Dace helped by wrapping things in bubble wrap and packing them into boxes, and now there's a pile all ready for the first of the big cartons that will inevitably come when we start packing in earnest very soon.
:: Our landlord has put the house on the market, and would we mind if people came through to take a look? Just what you need when you're packing up and moving out. Sigh.
:: We've been up to LA twice this week. On Monday we were on standby for a seat in the Ellen audience, and on Wednesday we got in! It was really good fun, though you do have to suspend all cynicism and jump up and down and look excited and dance and clap and holler when instructed by the warm-up guy who looked about 19 years old.
Some of the women in the audience were so enthusiastic and excited it was as though they had succumbed to some kind of weird religion. Possessed, you could say.
But it was so fascinating to watch it all happen right there, in front of our eyes.
The studio, on the Warner Bros Burbank lot, was enormous, and chilled to something slightly warmer than a deep freeze. This, we were told by one of the many, many minions, was to ensure there was 'plenty of energy in the room'. It also means you are only too happy to get to your feet and dance about, to restore feeling in your fingertips and get your circulation going.

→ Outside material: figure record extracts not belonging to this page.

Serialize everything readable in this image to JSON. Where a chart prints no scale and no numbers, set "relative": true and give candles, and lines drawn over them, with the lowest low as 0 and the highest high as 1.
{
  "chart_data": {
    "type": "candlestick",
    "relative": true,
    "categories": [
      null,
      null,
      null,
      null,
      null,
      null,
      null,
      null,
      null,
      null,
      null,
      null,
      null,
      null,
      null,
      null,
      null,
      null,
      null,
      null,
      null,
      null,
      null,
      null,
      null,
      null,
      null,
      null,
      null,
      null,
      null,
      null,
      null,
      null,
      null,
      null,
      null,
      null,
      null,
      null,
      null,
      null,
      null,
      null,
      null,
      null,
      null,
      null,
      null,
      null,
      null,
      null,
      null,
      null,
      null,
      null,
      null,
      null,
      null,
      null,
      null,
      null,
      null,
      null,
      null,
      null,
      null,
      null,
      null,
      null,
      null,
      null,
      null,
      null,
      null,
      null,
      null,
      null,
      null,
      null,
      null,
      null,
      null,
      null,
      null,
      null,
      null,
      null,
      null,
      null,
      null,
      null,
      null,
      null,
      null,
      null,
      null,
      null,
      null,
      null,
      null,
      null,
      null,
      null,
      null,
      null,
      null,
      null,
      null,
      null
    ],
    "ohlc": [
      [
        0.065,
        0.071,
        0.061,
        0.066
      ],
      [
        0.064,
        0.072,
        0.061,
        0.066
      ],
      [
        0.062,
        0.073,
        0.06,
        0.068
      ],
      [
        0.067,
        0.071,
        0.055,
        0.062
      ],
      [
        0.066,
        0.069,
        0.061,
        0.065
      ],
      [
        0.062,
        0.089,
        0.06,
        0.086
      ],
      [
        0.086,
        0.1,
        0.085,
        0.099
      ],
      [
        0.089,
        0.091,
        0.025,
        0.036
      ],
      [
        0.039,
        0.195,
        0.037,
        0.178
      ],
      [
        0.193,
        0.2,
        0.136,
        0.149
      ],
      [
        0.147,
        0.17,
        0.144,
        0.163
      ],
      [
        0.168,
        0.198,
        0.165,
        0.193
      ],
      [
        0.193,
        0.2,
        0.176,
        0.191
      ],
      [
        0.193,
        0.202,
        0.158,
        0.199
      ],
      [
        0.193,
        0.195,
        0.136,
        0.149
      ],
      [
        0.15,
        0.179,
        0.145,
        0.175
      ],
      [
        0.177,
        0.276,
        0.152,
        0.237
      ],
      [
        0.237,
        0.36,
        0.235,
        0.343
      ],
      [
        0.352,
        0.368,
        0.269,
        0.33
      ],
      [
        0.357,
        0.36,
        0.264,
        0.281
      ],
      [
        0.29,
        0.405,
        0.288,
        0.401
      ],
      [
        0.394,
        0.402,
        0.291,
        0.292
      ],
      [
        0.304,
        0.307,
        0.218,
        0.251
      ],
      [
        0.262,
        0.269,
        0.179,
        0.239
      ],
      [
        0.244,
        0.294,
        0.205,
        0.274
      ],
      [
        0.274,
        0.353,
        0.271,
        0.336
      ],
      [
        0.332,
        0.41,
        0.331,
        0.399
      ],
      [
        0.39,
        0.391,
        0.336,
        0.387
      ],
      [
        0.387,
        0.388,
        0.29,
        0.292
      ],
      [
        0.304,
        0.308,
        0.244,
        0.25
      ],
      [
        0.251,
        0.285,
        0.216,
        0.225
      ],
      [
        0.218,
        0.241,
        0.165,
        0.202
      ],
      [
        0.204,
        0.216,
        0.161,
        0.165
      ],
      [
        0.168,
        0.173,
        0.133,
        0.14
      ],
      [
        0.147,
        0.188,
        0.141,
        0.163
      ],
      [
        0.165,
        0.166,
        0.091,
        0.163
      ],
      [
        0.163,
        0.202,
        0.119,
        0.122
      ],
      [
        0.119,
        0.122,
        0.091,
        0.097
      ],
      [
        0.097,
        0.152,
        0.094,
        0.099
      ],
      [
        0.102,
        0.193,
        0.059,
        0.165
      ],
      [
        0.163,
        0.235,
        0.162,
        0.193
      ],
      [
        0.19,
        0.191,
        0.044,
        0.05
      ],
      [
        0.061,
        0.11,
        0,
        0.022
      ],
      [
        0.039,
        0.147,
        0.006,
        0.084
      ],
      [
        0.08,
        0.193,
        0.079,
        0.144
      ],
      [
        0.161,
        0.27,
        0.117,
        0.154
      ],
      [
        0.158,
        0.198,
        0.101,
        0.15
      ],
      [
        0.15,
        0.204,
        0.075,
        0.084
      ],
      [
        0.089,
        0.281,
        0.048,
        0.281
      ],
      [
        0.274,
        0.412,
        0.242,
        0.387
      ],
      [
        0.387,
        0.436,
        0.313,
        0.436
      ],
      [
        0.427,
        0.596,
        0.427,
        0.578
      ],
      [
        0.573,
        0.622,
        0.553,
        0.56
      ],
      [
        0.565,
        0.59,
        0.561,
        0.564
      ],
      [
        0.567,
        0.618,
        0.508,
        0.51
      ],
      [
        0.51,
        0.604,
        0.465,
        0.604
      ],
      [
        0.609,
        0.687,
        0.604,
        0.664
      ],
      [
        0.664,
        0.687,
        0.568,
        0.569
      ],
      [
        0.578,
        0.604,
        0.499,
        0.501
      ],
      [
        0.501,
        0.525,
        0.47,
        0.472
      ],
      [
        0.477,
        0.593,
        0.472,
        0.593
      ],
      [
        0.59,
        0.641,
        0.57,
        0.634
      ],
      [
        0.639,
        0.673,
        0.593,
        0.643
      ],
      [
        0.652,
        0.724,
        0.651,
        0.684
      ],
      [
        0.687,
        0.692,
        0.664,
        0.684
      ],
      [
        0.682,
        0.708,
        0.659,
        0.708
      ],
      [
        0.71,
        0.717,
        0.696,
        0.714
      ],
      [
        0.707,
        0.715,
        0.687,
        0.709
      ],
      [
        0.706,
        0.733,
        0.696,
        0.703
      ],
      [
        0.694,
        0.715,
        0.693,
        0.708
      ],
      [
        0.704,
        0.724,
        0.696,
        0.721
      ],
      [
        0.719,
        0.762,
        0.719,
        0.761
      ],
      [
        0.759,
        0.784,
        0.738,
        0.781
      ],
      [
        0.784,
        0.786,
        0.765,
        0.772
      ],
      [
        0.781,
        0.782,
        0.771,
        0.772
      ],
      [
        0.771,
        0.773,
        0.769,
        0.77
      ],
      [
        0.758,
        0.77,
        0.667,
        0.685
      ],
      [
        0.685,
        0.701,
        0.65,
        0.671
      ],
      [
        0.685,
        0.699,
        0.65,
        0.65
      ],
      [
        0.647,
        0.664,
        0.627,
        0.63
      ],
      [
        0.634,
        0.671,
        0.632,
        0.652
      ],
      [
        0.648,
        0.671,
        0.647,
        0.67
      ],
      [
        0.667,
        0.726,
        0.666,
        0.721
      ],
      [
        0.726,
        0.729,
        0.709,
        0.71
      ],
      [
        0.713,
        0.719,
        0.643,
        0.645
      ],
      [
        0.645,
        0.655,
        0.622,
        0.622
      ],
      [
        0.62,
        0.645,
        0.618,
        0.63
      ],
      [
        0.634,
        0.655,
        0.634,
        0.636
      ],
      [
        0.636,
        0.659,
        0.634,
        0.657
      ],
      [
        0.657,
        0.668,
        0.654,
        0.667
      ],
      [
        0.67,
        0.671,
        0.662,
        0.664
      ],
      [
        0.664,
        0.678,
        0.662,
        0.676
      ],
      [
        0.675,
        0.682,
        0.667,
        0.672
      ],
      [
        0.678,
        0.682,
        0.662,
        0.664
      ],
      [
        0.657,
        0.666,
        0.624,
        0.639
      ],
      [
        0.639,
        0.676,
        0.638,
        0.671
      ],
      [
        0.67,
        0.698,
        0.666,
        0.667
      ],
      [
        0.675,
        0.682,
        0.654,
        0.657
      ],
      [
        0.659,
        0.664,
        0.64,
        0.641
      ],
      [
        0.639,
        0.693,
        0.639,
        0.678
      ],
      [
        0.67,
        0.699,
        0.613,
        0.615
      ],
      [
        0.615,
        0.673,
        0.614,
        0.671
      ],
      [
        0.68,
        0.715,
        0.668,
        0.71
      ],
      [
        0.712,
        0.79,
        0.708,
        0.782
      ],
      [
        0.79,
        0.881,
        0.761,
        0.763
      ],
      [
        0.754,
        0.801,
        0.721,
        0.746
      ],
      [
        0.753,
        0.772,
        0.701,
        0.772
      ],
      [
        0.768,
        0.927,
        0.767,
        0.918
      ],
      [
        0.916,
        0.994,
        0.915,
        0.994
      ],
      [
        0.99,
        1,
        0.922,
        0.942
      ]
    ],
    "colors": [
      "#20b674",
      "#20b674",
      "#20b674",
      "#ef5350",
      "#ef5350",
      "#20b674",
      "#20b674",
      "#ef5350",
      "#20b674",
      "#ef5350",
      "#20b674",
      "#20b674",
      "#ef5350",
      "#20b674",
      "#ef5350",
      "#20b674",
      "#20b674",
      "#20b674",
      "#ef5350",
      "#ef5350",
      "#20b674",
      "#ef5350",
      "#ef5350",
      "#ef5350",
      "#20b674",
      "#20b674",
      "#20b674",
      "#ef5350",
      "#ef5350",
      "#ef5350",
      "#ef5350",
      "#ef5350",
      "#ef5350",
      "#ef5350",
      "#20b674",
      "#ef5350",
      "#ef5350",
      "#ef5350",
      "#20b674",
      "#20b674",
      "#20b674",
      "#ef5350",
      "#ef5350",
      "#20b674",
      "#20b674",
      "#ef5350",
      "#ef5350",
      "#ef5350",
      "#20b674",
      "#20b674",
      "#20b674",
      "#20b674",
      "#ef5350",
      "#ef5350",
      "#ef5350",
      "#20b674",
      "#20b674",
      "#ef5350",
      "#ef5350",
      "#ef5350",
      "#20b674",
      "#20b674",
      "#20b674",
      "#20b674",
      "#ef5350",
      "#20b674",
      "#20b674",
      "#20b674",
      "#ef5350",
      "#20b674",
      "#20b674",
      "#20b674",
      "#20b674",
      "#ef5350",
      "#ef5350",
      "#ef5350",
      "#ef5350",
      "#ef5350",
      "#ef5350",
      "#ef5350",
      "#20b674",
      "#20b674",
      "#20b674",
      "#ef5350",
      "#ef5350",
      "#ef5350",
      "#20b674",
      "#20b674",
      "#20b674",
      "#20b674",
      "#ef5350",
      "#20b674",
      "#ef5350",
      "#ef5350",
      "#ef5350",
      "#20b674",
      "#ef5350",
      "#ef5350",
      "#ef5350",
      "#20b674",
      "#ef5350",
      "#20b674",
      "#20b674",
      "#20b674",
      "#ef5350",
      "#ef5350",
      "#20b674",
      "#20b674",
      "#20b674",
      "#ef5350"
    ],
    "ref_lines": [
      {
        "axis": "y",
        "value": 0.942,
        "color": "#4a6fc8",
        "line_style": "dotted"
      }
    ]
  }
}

In the ad breaks, crew members nip about. A make-up person touches up Ellen's forehead and fluffs her scarf. A woman kneels and holds open a board for Ellen to read — I imagine it's cues for the next segment, with info she needs to mention. Cameras whiz about on the floor and over the audience. There are lots of blokes standing about with clipboards, all in warm-looking clothes. The music is loud. Everyone jiggles about, crew included.
The guest on our show is Anne Hathaway, and she looks tall and slender and really really pretty. The interview is light and fluffy, promo for a new movie ... in between jumping up and down on cue to clap and go 'woooo', I wonder if it can really, honestly, be that hard a job, doing a daily show like this? One hour, including ad breaks. Plenty of staff. Writers, assistants. Audience handlers. Rehearsals. I guess the chemistry is the thing, the inestimable quality that makes it all work. It's clear that Ellen has it.
At the end, we are ushered out. Security people make sure no-one walks off and gets loose on the lot. We take a trolley ride to the gift shop, where we thaw out on hot Starbucks coffee, then catch the trolley back to the exit, passing the make-up trailers outside the studio where they're filming ER.
Ten thousand people work at WB. I can be a bit cynical about woo-hooing over Ellen, but there is a serious mystique about the whole place, and it has a fascinating history. We're going to do a studio tour next week ... and a tour of the stars' homes!
2 comments:
Wow you go Les! Inez and I just watched your episode, didn't see you though, happy packing lol Shelley
I love how you're using up every last bit of your time here, although it's sad to see the tree and hear about the packing up. I think one of the things I really admire about you is your openness and willingness to do things, to try things -- to decide, for example, that being an audience member for a live chat tv show is an experience to have and to drink in and to think about; I love how you can write to let us in on how it felt and what you were thinking and how this one frothy, cold experience made you think about the big machine behind it and all its history. You'll always have stories to tell, because you're always trying things. I don't want you to go, but I'm going to look forward to the new ways in which you'll view your "Chapter II" life now that you'll see it through the lens of life in America.